In this industry, it’s not about building one completely different, disruptive project that changes everything. That’s not how it works. It’s exactly like cooking—you build your skills over time, exploring, manipulating, trying different things in sequence. That’s how you become a chef. That’s how you truly showcase capability.

The assignment didn’t need to be the perfect showcase. It needed to be one recipe in a growing collection. Start with the basic dataset they provided. Get the Gaussian mixture model working. Learn from the implementation. Then in the next project, try something more unique. Let each project inform the next one.

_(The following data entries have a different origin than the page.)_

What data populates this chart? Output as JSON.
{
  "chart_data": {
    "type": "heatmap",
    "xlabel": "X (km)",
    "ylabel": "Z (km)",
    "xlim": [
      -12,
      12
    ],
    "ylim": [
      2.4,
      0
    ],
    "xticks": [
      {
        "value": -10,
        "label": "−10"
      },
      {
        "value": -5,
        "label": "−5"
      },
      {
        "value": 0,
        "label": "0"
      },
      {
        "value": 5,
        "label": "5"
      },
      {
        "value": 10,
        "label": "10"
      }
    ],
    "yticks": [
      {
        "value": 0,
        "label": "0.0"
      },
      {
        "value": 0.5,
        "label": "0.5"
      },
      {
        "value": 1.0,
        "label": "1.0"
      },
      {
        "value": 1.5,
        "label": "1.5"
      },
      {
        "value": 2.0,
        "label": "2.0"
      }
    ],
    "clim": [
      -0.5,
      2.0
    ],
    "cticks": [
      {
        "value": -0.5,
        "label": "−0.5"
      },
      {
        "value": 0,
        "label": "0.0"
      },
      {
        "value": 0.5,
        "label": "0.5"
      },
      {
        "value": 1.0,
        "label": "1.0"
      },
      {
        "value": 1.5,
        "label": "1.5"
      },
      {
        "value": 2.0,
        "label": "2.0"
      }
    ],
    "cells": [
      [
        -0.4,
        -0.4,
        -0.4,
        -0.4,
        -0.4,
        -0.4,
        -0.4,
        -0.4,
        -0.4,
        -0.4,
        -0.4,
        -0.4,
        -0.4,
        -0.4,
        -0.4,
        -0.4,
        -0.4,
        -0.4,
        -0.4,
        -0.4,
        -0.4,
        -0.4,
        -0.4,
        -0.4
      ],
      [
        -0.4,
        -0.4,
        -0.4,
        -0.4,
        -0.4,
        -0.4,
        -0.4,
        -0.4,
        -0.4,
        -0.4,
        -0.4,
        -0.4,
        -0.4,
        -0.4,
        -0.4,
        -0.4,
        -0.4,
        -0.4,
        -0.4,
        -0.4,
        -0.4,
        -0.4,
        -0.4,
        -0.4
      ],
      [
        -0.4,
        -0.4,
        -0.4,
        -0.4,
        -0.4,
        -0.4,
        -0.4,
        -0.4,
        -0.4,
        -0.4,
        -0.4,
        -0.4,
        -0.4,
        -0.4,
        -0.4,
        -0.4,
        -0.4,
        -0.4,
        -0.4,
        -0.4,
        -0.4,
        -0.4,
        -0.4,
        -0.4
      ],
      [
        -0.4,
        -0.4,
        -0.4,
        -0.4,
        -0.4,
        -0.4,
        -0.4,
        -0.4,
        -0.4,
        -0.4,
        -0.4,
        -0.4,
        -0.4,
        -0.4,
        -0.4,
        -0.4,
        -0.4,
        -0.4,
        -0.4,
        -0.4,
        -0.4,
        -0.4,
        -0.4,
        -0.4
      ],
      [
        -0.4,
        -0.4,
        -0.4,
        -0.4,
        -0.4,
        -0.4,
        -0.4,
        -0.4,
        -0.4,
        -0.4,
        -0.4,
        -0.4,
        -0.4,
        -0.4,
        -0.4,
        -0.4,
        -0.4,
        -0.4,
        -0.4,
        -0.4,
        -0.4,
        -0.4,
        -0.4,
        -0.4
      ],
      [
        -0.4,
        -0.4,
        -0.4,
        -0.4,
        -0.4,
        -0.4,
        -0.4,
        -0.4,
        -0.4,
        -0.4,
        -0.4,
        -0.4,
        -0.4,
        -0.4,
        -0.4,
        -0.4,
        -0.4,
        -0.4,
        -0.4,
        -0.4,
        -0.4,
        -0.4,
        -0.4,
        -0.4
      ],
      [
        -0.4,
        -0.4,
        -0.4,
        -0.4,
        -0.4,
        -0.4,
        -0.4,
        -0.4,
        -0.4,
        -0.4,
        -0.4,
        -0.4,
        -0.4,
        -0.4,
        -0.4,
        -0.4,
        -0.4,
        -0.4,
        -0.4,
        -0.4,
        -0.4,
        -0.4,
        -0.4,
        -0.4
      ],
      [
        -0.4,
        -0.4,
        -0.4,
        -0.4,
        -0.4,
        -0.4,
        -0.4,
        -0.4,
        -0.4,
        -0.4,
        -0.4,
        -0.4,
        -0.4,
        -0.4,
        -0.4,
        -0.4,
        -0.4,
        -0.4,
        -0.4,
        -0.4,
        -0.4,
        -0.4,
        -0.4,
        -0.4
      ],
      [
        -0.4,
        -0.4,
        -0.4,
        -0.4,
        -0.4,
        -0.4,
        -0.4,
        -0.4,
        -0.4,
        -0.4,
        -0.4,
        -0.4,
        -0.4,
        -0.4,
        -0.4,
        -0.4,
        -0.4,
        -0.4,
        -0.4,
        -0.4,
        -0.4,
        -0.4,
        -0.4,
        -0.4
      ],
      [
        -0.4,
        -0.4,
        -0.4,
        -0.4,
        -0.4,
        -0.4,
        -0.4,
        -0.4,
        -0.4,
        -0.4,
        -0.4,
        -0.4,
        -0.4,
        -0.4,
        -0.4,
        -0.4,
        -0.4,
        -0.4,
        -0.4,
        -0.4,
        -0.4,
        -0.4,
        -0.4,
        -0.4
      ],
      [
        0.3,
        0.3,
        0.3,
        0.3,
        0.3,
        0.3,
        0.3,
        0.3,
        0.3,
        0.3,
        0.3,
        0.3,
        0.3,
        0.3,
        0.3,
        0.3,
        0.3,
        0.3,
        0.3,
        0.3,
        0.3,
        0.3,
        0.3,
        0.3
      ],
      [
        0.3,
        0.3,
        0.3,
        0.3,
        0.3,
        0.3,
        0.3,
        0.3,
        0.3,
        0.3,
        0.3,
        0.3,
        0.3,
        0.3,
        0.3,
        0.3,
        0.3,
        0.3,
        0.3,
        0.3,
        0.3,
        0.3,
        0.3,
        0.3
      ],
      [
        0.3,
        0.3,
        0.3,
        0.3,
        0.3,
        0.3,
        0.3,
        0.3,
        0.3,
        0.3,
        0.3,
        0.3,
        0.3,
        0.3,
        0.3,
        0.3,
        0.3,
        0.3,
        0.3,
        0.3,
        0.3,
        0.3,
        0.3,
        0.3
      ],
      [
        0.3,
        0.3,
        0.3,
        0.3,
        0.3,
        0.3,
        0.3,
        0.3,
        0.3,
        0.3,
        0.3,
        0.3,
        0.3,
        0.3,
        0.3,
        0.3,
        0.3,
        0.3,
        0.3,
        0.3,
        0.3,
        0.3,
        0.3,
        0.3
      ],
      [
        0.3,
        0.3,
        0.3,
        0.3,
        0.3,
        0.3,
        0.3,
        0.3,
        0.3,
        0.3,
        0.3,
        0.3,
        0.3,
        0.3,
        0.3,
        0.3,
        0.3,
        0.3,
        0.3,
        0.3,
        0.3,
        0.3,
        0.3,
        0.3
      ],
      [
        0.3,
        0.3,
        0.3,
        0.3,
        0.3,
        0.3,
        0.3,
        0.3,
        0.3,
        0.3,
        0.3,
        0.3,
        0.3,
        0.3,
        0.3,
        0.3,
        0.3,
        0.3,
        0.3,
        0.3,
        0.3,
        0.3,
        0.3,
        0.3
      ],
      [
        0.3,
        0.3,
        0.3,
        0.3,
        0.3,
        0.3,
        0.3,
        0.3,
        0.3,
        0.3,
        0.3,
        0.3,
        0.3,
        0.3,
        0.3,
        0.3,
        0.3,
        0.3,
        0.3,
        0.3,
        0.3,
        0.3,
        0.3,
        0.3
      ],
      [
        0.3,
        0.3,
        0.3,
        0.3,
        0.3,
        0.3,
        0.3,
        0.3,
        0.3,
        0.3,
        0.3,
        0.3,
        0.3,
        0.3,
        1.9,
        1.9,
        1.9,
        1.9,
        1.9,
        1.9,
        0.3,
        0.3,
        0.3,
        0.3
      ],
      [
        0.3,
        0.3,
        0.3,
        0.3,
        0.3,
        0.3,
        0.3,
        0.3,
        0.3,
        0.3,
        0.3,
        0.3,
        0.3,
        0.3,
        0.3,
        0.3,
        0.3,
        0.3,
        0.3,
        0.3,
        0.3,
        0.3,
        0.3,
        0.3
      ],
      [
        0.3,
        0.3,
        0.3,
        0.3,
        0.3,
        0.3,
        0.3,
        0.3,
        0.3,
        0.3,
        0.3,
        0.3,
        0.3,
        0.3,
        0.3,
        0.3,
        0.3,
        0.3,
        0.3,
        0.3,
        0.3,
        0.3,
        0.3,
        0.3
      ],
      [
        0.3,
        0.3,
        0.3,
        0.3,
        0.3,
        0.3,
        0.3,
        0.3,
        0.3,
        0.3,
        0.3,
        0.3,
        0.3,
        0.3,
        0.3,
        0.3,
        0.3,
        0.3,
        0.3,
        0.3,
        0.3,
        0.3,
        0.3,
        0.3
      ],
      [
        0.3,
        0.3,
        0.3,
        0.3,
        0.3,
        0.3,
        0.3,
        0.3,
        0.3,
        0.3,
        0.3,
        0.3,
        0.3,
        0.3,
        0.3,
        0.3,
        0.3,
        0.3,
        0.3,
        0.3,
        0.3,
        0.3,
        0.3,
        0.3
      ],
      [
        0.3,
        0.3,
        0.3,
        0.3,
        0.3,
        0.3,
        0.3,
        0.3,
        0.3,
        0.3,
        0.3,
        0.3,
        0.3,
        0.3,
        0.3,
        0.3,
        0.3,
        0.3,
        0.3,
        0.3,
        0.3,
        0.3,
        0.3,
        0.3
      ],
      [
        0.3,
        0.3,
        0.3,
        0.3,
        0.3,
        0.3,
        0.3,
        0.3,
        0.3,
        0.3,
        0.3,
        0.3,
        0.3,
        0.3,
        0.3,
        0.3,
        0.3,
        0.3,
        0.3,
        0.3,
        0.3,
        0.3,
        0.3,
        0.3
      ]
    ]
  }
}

Stop spending four hours searching for the perfect ingredients. Start cooking.

COOC: My New Philosophy

Crafting Order Outta Chaos.

That’s what I’m calling it. Not just for this assignment, but for all my future work.

No more analysis paralysis. No more endless loops of “which dataset is unique enough” or “what will properly showcase my skills.” Just start. Build. Learn. Iterate. Let the next thing emerge from what I learned in this one.

The cook in me already knows this. It’s time the coder learned it too.


Sometimes the solution isn’t out there in some perfect dataset or groundbreaking approach. Sometimes it’s already inside you, in a completely different part of your life, just waiting for you to make the connection.

This post is licensed under CC BY 4.0 by the author.